We Might Regret This: The Filthy, Honest Gem You’ll Actually Remember

We Might Regret This is the sort of series the BBC normally commissions only after a three-year workshop on feelings, four diversity taskforces and a stern email from HR. Instead, someone clearly slipped through a script that’s filthy, sharp and actually funny – and then had the nerve to put a tetraplegic woman front and centre without turning her into a walking, talking charity appeal.  


Freya, a thirty‑something Canadian artist who can’t move her arms or legs, moves to London for love and ends up in a flat that feels like a cross between a romcom and a care rota spreadsheet. She shacks up with Abe, a straight‑laced bankruptcy lawyer in midlife crisis mode, whose idea of danger is buying non‑refundable train tickets and dating someone half his age who uses a wheelchair.  


Because life is cruel and social care budgets are apparently written on the back of a napkin, Freya needs a full‑time personal assistant and can’t find one who isn’t useless, deranged or both. So she does the only sane insane thing: she hires Jo, her chaotic best mate. That single decision turns a friendship into a job, a job into emotional warfare, and a modern London flat into a high‑voltage three‑way between love, labour and who’s emptying the catheter tonight.  
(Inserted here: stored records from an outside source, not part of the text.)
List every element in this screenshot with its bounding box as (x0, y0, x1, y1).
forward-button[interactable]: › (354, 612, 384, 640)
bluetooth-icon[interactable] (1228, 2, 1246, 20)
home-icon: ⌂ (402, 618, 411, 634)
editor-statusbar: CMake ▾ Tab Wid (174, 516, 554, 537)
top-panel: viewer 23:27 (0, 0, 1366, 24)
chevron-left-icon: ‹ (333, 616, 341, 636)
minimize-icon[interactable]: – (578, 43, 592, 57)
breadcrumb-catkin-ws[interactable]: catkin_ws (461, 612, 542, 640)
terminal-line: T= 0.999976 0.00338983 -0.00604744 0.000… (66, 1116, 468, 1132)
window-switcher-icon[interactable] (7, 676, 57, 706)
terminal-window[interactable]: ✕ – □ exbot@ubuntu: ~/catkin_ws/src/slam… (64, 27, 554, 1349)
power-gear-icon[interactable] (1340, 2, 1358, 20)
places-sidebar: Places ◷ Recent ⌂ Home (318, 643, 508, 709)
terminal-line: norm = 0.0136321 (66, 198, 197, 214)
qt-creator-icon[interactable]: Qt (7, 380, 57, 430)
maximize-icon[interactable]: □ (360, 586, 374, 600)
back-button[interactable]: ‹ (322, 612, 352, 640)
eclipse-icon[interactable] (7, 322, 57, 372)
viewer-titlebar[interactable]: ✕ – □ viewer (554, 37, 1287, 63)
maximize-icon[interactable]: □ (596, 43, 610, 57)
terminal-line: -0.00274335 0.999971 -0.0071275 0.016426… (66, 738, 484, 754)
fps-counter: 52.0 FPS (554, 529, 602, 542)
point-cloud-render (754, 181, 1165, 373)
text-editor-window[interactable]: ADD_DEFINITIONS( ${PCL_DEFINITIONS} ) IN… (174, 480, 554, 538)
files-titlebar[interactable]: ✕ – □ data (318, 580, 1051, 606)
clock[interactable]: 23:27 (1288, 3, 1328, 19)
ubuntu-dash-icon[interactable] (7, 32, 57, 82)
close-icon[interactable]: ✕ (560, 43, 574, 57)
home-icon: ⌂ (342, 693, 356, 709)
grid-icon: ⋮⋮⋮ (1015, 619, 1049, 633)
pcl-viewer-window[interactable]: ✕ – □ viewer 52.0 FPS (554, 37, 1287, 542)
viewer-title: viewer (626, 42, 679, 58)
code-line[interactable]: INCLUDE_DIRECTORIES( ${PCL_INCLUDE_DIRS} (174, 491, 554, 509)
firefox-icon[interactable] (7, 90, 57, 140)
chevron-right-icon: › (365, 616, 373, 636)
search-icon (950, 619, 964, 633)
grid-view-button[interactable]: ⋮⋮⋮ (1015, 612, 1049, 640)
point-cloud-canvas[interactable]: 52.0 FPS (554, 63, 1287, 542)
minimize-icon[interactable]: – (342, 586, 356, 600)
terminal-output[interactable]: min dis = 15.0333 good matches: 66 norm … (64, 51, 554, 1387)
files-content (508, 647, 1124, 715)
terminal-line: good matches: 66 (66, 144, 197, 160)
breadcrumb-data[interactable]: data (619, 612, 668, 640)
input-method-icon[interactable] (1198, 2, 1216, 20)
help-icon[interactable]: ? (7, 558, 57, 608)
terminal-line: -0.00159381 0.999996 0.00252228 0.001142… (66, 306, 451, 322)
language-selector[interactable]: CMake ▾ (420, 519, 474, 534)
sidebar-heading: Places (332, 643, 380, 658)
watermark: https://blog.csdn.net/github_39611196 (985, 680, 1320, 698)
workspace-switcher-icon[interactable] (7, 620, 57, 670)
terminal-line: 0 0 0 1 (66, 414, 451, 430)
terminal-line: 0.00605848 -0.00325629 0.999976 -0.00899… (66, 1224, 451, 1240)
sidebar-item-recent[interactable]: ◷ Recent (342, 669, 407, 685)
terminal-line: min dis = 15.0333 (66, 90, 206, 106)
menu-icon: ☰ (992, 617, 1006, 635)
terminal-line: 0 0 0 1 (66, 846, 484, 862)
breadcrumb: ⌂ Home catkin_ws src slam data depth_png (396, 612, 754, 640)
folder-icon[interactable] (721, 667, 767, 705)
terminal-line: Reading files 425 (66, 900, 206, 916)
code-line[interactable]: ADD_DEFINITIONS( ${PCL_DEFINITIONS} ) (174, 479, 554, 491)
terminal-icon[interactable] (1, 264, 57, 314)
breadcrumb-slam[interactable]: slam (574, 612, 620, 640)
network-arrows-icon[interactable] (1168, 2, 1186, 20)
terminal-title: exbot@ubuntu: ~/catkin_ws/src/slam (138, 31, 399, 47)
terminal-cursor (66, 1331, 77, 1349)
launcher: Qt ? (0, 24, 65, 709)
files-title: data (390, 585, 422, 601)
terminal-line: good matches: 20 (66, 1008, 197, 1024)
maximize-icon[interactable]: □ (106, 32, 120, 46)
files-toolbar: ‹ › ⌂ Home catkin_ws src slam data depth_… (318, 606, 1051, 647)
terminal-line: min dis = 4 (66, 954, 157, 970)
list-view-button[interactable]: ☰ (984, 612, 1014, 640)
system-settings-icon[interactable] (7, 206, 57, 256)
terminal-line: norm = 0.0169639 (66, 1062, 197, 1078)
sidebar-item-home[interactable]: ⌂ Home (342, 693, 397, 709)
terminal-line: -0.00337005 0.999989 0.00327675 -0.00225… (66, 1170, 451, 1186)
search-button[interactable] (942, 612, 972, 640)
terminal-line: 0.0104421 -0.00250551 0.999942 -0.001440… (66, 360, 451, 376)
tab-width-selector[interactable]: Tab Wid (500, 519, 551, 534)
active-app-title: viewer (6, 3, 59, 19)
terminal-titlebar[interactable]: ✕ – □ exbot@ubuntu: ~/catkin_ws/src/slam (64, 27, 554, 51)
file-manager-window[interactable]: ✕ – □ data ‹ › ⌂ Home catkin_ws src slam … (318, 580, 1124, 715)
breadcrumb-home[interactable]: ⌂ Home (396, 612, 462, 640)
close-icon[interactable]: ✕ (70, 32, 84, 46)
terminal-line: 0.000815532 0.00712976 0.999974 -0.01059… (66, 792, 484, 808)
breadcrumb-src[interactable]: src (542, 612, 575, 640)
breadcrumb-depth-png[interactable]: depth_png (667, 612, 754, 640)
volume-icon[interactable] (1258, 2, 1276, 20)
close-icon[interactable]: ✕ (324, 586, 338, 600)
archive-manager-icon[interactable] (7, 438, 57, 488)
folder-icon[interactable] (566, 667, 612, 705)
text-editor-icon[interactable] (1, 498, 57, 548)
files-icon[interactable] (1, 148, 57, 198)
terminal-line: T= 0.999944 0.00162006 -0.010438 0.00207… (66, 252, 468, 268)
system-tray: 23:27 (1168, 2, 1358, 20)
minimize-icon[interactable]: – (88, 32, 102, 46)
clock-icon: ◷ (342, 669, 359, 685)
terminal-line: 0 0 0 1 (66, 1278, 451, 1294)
In most TV drama, disability means slow violins, wet eyes and the sort of dialogue that sounds like it was tested on a focus group made entirely of scented candles. Here, Freya isn’t “bravely overcoming” anything; she’s trying not to murder her PA, navigating intrusive modelling gigs, and weaponising sarcasm like a guided missile. The show literally opens with a bowel‑care scene on the toilet and then escalates into a deranged “solidarity” moment involving gloves, lube and a gesture of equality that would make a broadcaster spontaneously combust. It’s not tastefully inspirational. It’s properly obscene, uncomfortable and human.  


Kyla Harris, who actually uses a wheelchair and co‑writes the thing, spends half the series firebombing the shallow “representation” circus. At one point she muses on disability “having a moment” while considering doing body‑positivity modelling just to pay the rent. You can almost hear a thousand diversity officers dropping their clipboards as the show skewers tokenistic inclusion with more precision than a Top Gear power lap.  


Orbiting this gloriously toxic duo is a supporting cast of beautiful disasters. Abe, the older lawyer, is visibly in love with Freya but permanently looks like a man who bought an electric car and just discovered there are no chargers in his postcode. Jane, the ex‑wife, delivers weapon‑grade one‑liners while coolly assessing her husband’s new partner as “half my age, in a wheelchair,” like she’s reviewing a badly specced company car. Their son Levi is 28 going on 12, claiming “twenty‑eight is a notoriously hard age for a little boy” while failing at adulthood like it’s an Olympic event.  


Then there’s Ty, the “well‑meaning but incompetent” PA who manages to be both invaluable and completely wrong for the job at the same time – imagine giving a golden retriever the keys to a hospital. Guest stars drift in for PA training workshops that look like a cross between army boot camp, HR onboarding and a hostage negotiation; you laugh, then feel slightly guilty, then laugh again, which is exactly the point.  


While lesser comedies pratfall around with canned laughter and safe jokes, We Might Regret This quietly builds a full, messy world in tight episodes and then doubles down with a second run that actually has something to say about care, dependence and how utterly stupid we are with the people we love. It’s not as gag‑dense as Catastrophe or Motherland, but what it loses in sheer joke volume it wins back in brutal honesty, filth and the kind of detail that feels nicked from real life rather than a BBC workshop whiteboard.  


If most disability stories are a beige hybrid stuck in eco‑mode, this is a slightly battered V8 with hand controls and no traction control, piloted by someone who’s decided that, wheelchair or not, she’s overtaking. Will you regret watching it? Not a chance. You’ll regret all the other safe, soft, focus‑grouped wallpaper that calls itself television while this lot is out there throwing gloves, lube and hard truths at the screen.